After a few weeks of work with a side full of new faces, Montella had honed his 3-5-2 formation to perfection. All 10 outfield players knew precisely what was expected of them, working seamlessly as a unit to keep the shape as they played their high-pressing, intelligent passing game.
Supporters of the Tuscan club had never seen their team sign a player with the quality and reputation of Franck Ribery, and he took it upon himself to be the latest in a long line of legends to have wowed the crowd at San Siro. This time, however, the player to receive a standing ovation at the end of the match was wearing the colors of the visiting team — not Milan’s famous red and black stripes — but the home fans applauded him anyway. He deserved it.
To compound the misery of the Rossoneri faithful, Fiorentina left with a 3-1 victory. It could have easily been four if Gianluigi Donnarumma hadn’t saved a penalty from Federico Chiesa, as Montella’s men controlled the match from start to finish.
As those who watch football regularly know all too well, it takes more than one superstar to make a team. At 36 years old, Ribery is the wise old head that Fiorentina have sorely needed, but his nine outfield teammates are doing everything they can to raise their individual game and work in tandem at the same time.
With two competent and modern fullbacks for the first time in a very long time, Fiorentina can make the most of their pressing by pushing Pol Lirola and Dalbert high up the pitch.

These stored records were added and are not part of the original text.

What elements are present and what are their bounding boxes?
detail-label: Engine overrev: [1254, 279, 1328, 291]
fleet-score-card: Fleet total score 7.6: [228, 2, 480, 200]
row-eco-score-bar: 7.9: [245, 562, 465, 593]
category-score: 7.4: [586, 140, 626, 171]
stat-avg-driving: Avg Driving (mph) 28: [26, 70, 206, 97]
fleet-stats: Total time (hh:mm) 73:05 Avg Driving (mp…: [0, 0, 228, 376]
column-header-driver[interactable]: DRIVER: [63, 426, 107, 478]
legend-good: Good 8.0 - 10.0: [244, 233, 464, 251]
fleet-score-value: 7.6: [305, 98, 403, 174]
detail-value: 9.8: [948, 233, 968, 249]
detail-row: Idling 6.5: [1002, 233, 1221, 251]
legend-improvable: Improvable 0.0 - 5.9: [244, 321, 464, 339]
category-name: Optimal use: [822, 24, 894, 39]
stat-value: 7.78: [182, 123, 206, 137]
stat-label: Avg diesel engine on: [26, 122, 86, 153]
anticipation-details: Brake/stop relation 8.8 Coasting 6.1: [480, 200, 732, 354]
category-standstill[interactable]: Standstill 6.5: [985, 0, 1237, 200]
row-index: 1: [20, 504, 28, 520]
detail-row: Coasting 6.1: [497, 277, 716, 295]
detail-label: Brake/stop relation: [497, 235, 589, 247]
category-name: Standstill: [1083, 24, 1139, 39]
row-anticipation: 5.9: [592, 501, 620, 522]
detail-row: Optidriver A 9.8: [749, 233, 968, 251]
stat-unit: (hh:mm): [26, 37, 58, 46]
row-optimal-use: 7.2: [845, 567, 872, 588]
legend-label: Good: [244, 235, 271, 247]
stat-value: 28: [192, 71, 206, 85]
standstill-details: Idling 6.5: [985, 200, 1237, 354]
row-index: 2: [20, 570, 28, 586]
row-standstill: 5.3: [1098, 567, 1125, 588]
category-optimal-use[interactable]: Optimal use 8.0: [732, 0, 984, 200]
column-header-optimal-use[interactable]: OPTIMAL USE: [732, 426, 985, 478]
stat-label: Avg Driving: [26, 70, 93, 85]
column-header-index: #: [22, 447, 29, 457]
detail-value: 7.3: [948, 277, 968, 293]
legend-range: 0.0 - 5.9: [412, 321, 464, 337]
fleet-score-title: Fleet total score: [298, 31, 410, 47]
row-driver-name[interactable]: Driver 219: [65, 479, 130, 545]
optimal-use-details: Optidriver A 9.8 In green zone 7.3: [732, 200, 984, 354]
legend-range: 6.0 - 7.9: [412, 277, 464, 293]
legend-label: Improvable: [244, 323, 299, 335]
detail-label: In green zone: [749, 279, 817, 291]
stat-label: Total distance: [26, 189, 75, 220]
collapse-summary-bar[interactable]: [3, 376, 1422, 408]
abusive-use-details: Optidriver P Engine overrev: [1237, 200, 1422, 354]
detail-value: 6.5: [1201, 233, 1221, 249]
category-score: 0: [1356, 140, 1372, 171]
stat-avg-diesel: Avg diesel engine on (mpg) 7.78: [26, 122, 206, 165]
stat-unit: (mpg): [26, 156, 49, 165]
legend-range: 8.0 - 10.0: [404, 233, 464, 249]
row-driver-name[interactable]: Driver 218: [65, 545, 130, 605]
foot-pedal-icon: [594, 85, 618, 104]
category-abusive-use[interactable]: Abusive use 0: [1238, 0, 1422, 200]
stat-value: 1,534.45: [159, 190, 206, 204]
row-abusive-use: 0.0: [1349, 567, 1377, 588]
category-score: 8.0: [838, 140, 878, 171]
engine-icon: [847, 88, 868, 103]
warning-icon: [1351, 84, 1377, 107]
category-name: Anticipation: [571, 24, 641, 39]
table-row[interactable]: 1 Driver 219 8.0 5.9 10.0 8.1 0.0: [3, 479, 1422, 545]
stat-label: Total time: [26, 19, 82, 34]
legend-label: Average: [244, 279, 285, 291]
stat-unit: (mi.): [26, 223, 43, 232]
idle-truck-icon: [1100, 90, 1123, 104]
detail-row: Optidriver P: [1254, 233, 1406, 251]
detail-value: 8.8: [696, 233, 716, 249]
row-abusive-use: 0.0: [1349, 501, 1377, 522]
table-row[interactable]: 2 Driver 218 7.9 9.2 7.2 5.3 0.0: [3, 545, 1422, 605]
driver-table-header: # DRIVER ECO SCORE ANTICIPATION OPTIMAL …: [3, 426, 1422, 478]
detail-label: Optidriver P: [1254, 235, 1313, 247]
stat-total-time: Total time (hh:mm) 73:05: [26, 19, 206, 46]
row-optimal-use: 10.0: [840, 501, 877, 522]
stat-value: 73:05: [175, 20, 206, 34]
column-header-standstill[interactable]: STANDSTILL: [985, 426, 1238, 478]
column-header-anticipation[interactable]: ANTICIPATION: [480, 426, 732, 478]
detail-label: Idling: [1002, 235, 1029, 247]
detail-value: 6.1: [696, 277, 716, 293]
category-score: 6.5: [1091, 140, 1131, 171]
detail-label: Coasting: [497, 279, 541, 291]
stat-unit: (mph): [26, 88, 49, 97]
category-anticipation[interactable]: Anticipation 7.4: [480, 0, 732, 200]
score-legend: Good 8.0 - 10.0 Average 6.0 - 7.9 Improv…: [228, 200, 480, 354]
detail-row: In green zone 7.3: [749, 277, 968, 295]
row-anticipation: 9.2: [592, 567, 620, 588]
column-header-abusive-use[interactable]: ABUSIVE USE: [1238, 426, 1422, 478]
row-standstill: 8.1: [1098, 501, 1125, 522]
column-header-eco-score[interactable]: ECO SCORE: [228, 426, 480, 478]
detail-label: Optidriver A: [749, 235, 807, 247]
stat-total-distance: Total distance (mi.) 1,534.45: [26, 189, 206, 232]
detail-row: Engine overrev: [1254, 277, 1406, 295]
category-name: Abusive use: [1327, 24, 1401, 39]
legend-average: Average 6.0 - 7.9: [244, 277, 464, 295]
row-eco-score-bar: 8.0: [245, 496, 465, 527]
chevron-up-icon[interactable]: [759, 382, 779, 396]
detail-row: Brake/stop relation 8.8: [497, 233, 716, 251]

Central defenders German Pezzella, Nikola Milkenkovic, and Martin Caceres work incredibly well as a trio, and young Federico Chiesa is slowly improving and developing a partnership up front with Ribery.
Yet it’s in the midfield where Fiorentina have most improved this season. Last term, a lack of any quality in the middle of the pitch allowed attackers to run at the center backs unchecked, but the gap has now been well and truly plugged.
The signing of Erick Pulgar from Bologna was a masterstroke by sporting director Daniele Prade, the 25-year-old having shown already that he plays with a high level of energy as Fiorentina look to press, his tackle as tough as his touch is deft.
Commisso pledged to reduce a huge squad this summer and, as part of that effort, Gaetano Castrovilli was nearly sold on, only for Montella to catch sight of the 22-year-old in training. The coach immediately took him off the market and straight into the first team, a move that has paid off in some style.
You couldn’t have guessed that the midfielder was making his first-ever Serie A appearance at San Siro on Sunday, and the new No. 8 capped off another superb box-to-box performance with a maiden goal in the bag.
That pair has already been mentioned as bright stars in the Viola midfield, but there is one returning hero that has largely gone unsung. Milan Badelj played under Montella during his first spell at the Stadio Artemio Franchi, before leaving for Lazio at the end of the 2017-18 campaign.
After failing to impress in Rome, the Croatian returned to work with his old boss once again and is arguably showing the best form of his career.
Quiet but hugely effective, the graphic above demonstrates just how much influence Badelj had over the game as he continually kept the play moving by making accurate passes. He recovers the ball when possession is lost and starts the move all over again, playing the right pass almost every single time.
Those who remember Montella’s first spell in charge of Fiorentina – one in which he took the team to three consecutive third-place finishes – will understand the importance of this role within his system, and it’s no different now.
After a spell in which Fiorentina faced all of last season’s top three sides in Serie A, they have now registered back-to-back wins with – on paper at least – a vastly easier run of games coming up. Encounters with a struggling Udinese side, then games versus Brescia, Sassuolo, Parma, and Cagliari are all on the horizon following the international break.
It seems like with the win over Milan, the lid has been lifted. It will be very interesting to see just how far this Fiorentina side can progress this season.